Lors de l'émission Ça ne sortira pas d'ici ! animée par Michel Cymes sur France 2, l'humoriste et acteur de 27 ans est revenu sur un traumatisme douloureux de son enfance, celui des moqueries sur son poids.

Invité dans le numéro du 1er mai de Ça ne sortira pas d'ici !,Kev Adams a avoué avoir été victime de harcèlement scolaire dans son enfance. Cible de ses camarades à cause de son poids, l'acteur a confié à Michel Cymes combien les moqueries l'ont affecté. "Ce qui m'a le plus fait souffrir c'est les boutons et le poids. L'appareil dentaire je m'en foutais un peu, mais le poids...", a-t-il expliqué avant d'ajouter : "Je me rappellerai toute ma vie de ce jour où j'étais dans le vestiaire après le sport et qu'on m'a dit 'Hey alors le petit gros, il veut des sandwichs, il veut des gâteaux ?!' Ce jour-là, ça m'a fait mal. Je suis rentré à la maison vraiment pas bien et ça m'a atteint pendant plusieurs jours."

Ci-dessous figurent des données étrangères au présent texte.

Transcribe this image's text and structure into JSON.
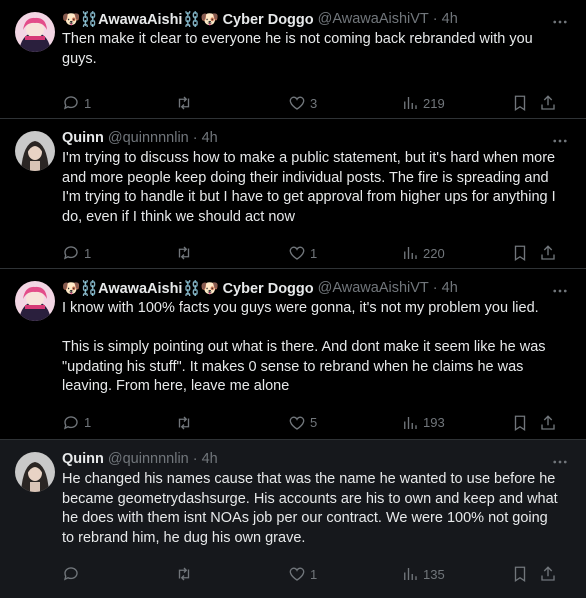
{
  "tweets": [
    {
      "display_name": "🐶⛓️AwawaAishi⛓️🐶 Cyber Doggo",
      "handle": "@AwawaAishiVT",
      "time": "4h",
      "text": "Then make it clear to everyone he is not coming back rebranded with you guys.",
      "replies": "1",
      "retweets": "",
      "likes": "3",
      "views": "219"
    },
    {
      "display_name": "Quinn",
      "handle": "@quinnnnlin",
      "time": "4h",
      "text": "I'm trying to discuss how to make a public statement, but it's hard when more and more people keep doing their individual posts. The fire is spreading and I'm trying to handle it but I have to get approval from higher ups for anything I do, even if I think we should act now",
      "replies": "1",
      "retweets": "",
      "likes": "1",
      "views": "220"
    },
    {
      "display_name": "🐶⛓️AwawaAishi⛓️🐶 Cyber Doggo",
      "handle": "@AwawaAishiVT",
      "time": "4h",
      "text": "I know with 100% facts you guys were gonna, it's not my problem you lied.\n\nThis is simply pointing out what is there. And dont make it seem like he was \"updating his stuff\". It makes 0 sense to rebrand when he claims he was leaving. From here, leave me alone",
      "replies": "1",
      "retweets": "",
      "likes": "5",
      "views": "193"
    },
    {
      "display_name": "Quinn",
      "handle": "@quinnnnlin",
      "time": "4h",
      "text": "He changed his names cause that was the name he wanted to use before he became geometrydashsurge. His accounts are his to own and keep and what he does with them isnt NOAs job per our contract. We were 100% not going to rebrand him, he dug his own grave.",
      "replies": "",
      "retweets": "",
      "likes": "1",
      "views": "135"
    }
  ],
  "icons": {
    "reply": "reply-icon",
    "retweet": "retweet-icon",
    "like": "heart-icon",
    "views": "views-icon",
    "bookmark": "bookmark-icon",
    "share": "share-icon",
    "more": "more-icon"
  },
  "colors": {
    "background": "#000000",
    "dim_background": "#16181c",
    "text": "#e7e9ea",
    "secondary": "#71767b",
    "divider": "#2f3336"
  }
}
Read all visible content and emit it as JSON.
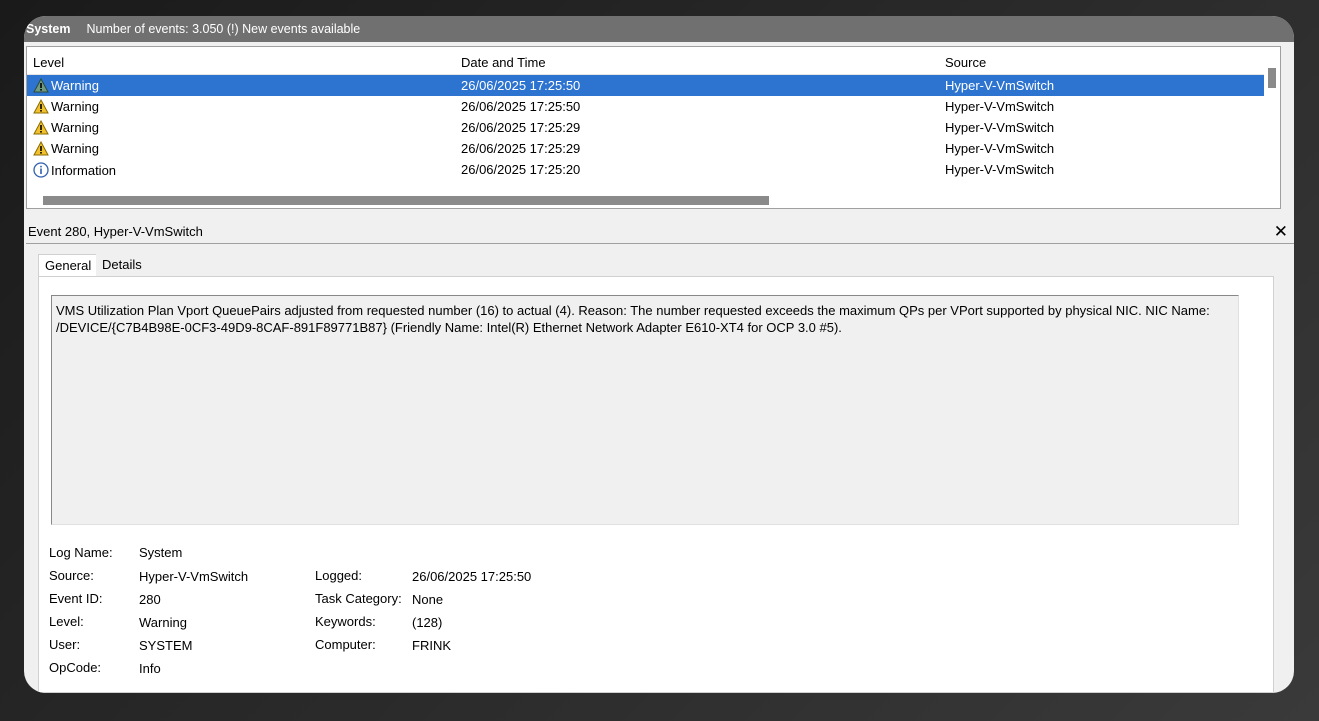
{
  "titlebar": {
    "log_name": "System",
    "summary": "Number of events: 3.050 (!) New events available"
  },
  "grid": {
    "columns": [
      "Level",
      "Date and Time",
      "Source"
    ],
    "rows": [
      {
        "level": "Warning",
        "icon": "warning-icon",
        "date": "26/06/2025 17:25:50",
        "source": "Hyper-V-VmSwitch",
        "selected": true
      },
      {
        "level": "Warning",
        "icon": "warning-icon",
        "date": "26/06/2025 17:25:50",
        "source": "Hyper-V-VmSwitch",
        "selected": false
      },
      {
        "level": "Warning",
        "icon": "warning-icon",
        "date": "26/06/2025 17:25:29",
        "source": "Hyper-V-VmSwitch",
        "selected": false
      },
      {
        "level": "Warning",
        "icon": "warning-icon",
        "date": "26/06/2025 17:25:29",
        "source": "Hyper-V-VmSwitch",
        "selected": false
      },
      {
        "level": "Information",
        "icon": "info-icon",
        "date": "26/06/2025 17:25:20",
        "source": "Hyper-V-VmSwitch",
        "selected": false
      }
    ]
  },
  "detail": {
    "title": "Event 280, Hyper-V-VmSwitch",
    "close_icon": "close-icon",
    "close_glyph": "✕",
    "tabs": [
      "General",
      "Details"
    ],
    "description": "VMS Utilization Plan Vport QueuePairs adjusted from requested number (16) to actual (4). Reason: The number requested exceeds the maximum QPs per VPort supported by physical NIC. NIC Name: /DEVICE/{C7B4B98E-0CF3-49D9-8CAF-891F89771B87} (Friendly Name: Intel(R) Ethernet Network Adapter E610-XT4 for OCP 3.0 #5).",
    "props": {
      "log_name_label": "Log Name:",
      "log_name": "System",
      "source_label": "Source:",
      "source": "Hyper-V-VmSwitch",
      "logged_label": "Logged:",
      "logged": "26/06/2025 17:25:50",
      "event_id_label": "Event ID:",
      "event_id": "280",
      "task_category_label": "Task Category:",
      "task_category": "None",
      "level_label": "Level:",
      "level": "Warning",
      "keywords_label": "Keywords:",
      "keywords": "(128)",
      "user_label": "User:",
      "user": "SYSTEM",
      "computer_label": "Computer:",
      "computer": "FRINK",
      "opcode_label": "OpCode:",
      "opcode": "Info"
    }
  },
  "colors": {
    "selection": "#2d73d0",
    "titlebar": "#707070",
    "warning": "#f2c12e"
  }
}
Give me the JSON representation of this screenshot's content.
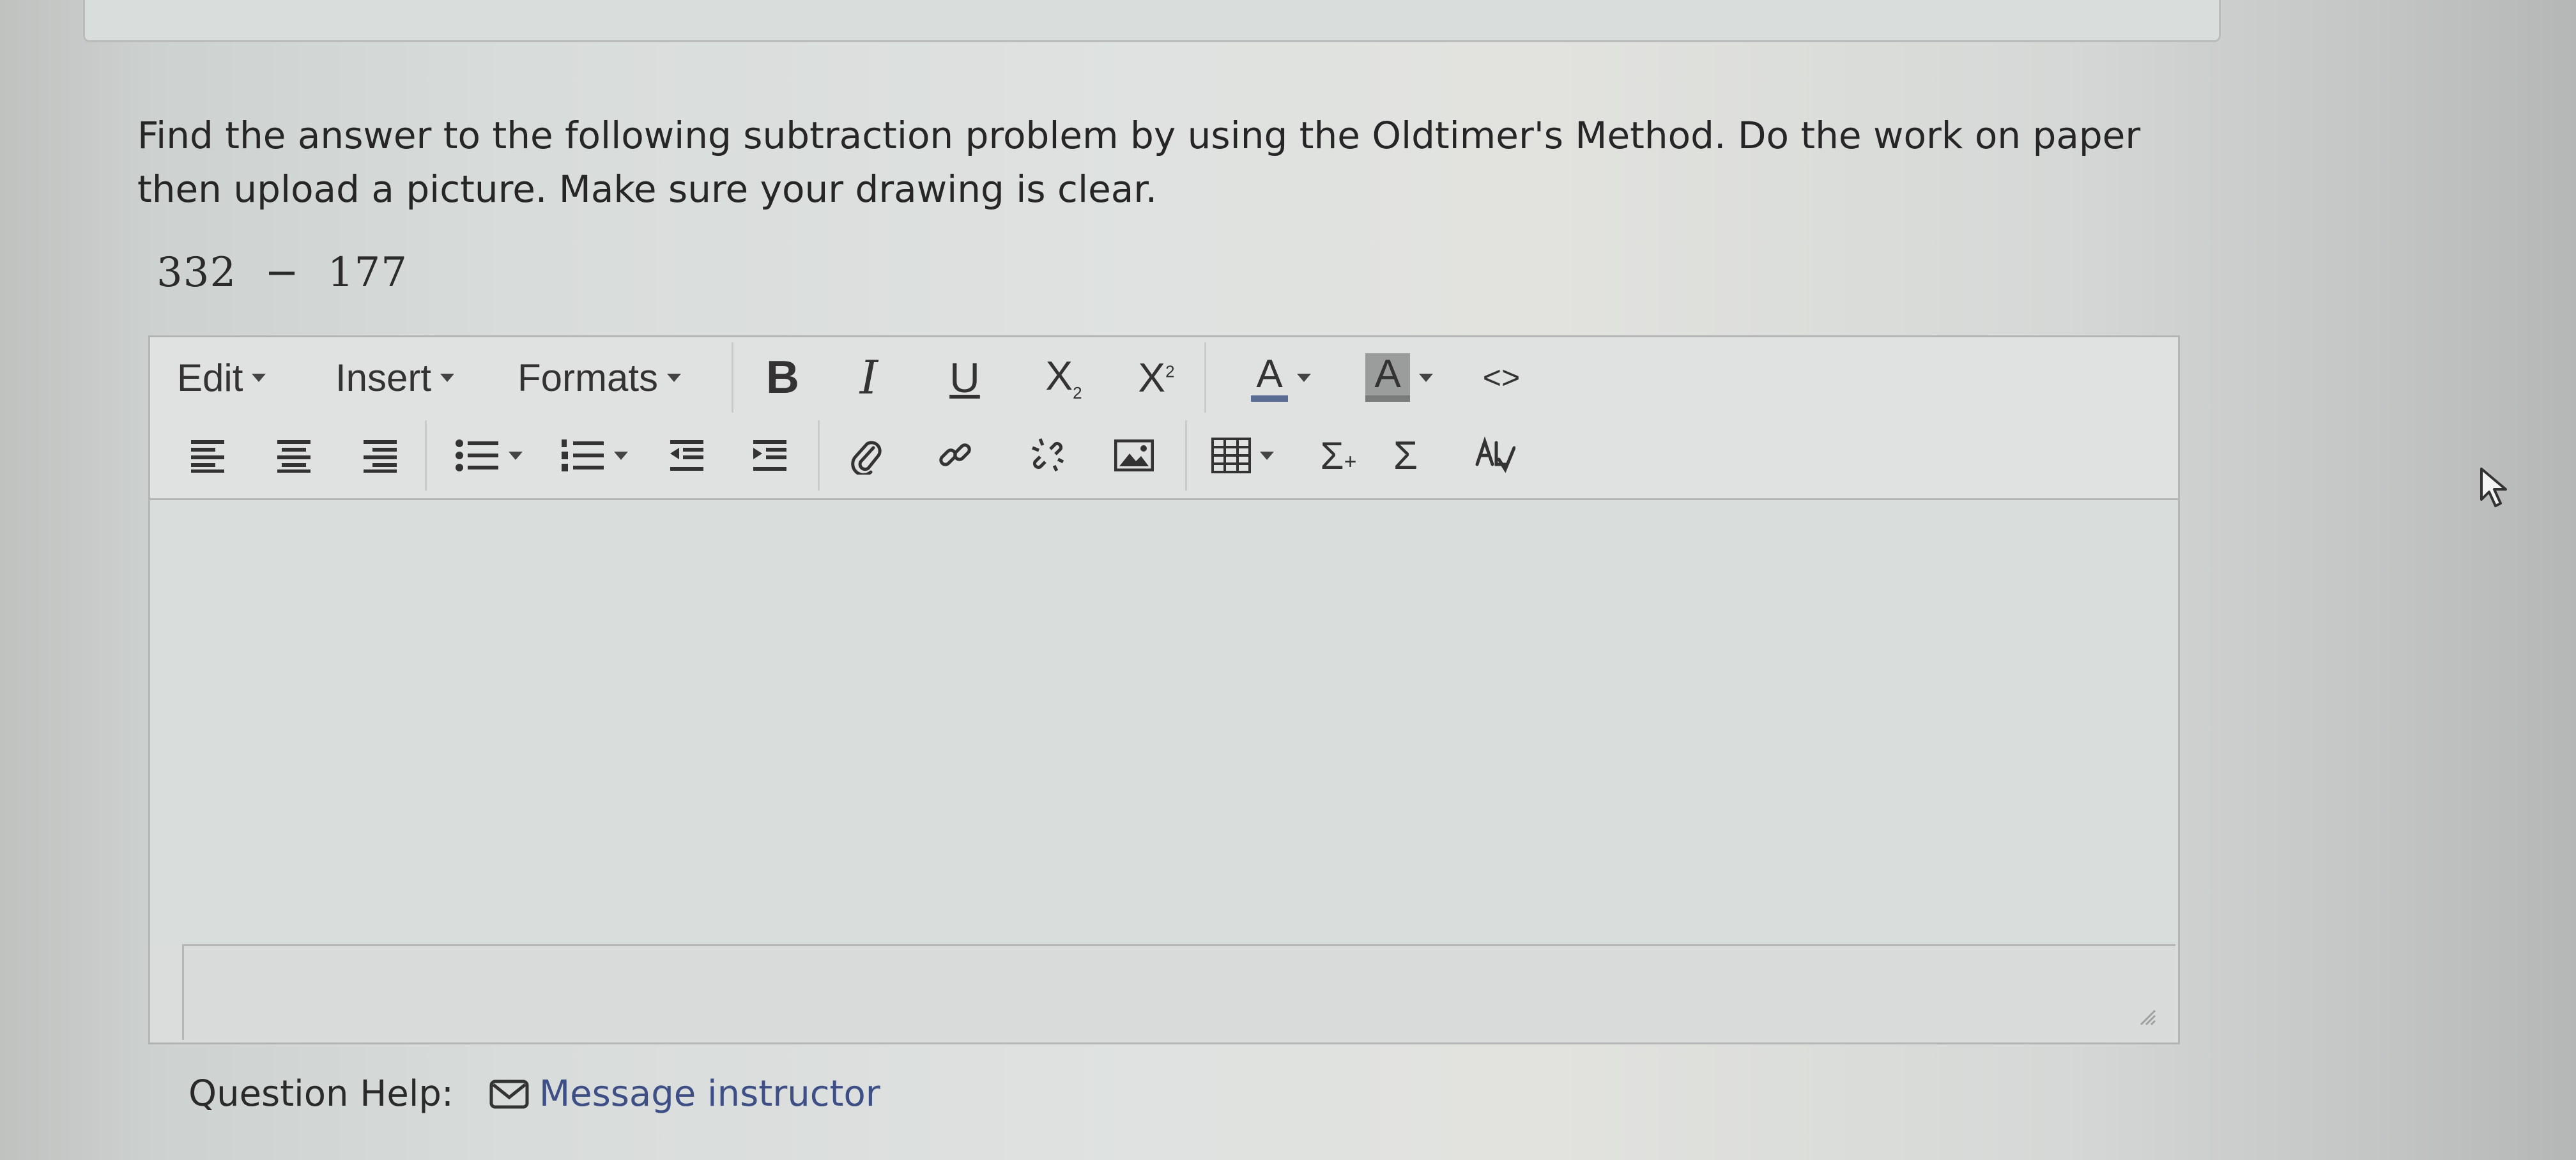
{
  "question": {
    "line1": "Find the answer to the following subtraction problem by using the Oldtimer's Method. Do the work on paper",
    "line2": "then upload a picture. Make sure your drawing is clear."
  },
  "problem": {
    "left": "332",
    "operator": "−",
    "right": "177"
  },
  "editor": {
    "menus": [
      "Edit",
      "Insert",
      "Formats"
    ],
    "format_buttons": {
      "bold": "B",
      "italic": "I",
      "underline": "U",
      "subscript": "X",
      "superscript": "X",
      "text_color": "A",
      "background_color": "A",
      "source_code": "<>"
    },
    "row2_icons": [
      "align-left-icon",
      "align-center-icon",
      "align-right-icon",
      "bullet-list-icon",
      "numbered-list-icon",
      "outdent-icon",
      "indent-icon",
      "attachment-icon",
      "link-icon",
      "unlink-icon",
      "image-icon",
      "table-icon",
      "sigma-plus-icon",
      "sigma-icon",
      "spellcheck-icon"
    ],
    "colors": {
      "text_color_bar": "#5a6e93",
      "background_color_bar": "#8c8c8c"
    }
  },
  "help": {
    "label": "Question Help:",
    "link_label": "Message instructor",
    "link_icon": "envelope-icon"
  }
}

"Depuis ce jour, ce moment, je rentre le ventre"

Fêtant ses 10 ans de carrière avec un nouveau spectacle baptisé Sois dix ans, l'humoriste et acteur a avoué que ce douloureux épisode de sa vie l'avait profondément marqué, notamment quant à son rapport avec son corps. "Depuis ce jour, ce moment, je rentre le ventre. Depuis, je fais du sport, je suis mieux dans mon corps. Mais en ce moment même, quand je vous parle, je rentre le ventre. J'ai commencé à faire de l'asthme autour de 22, 23 ans car je respirais mal", a avoué l'ex d'Iris Mittenaere à Michel Cymes.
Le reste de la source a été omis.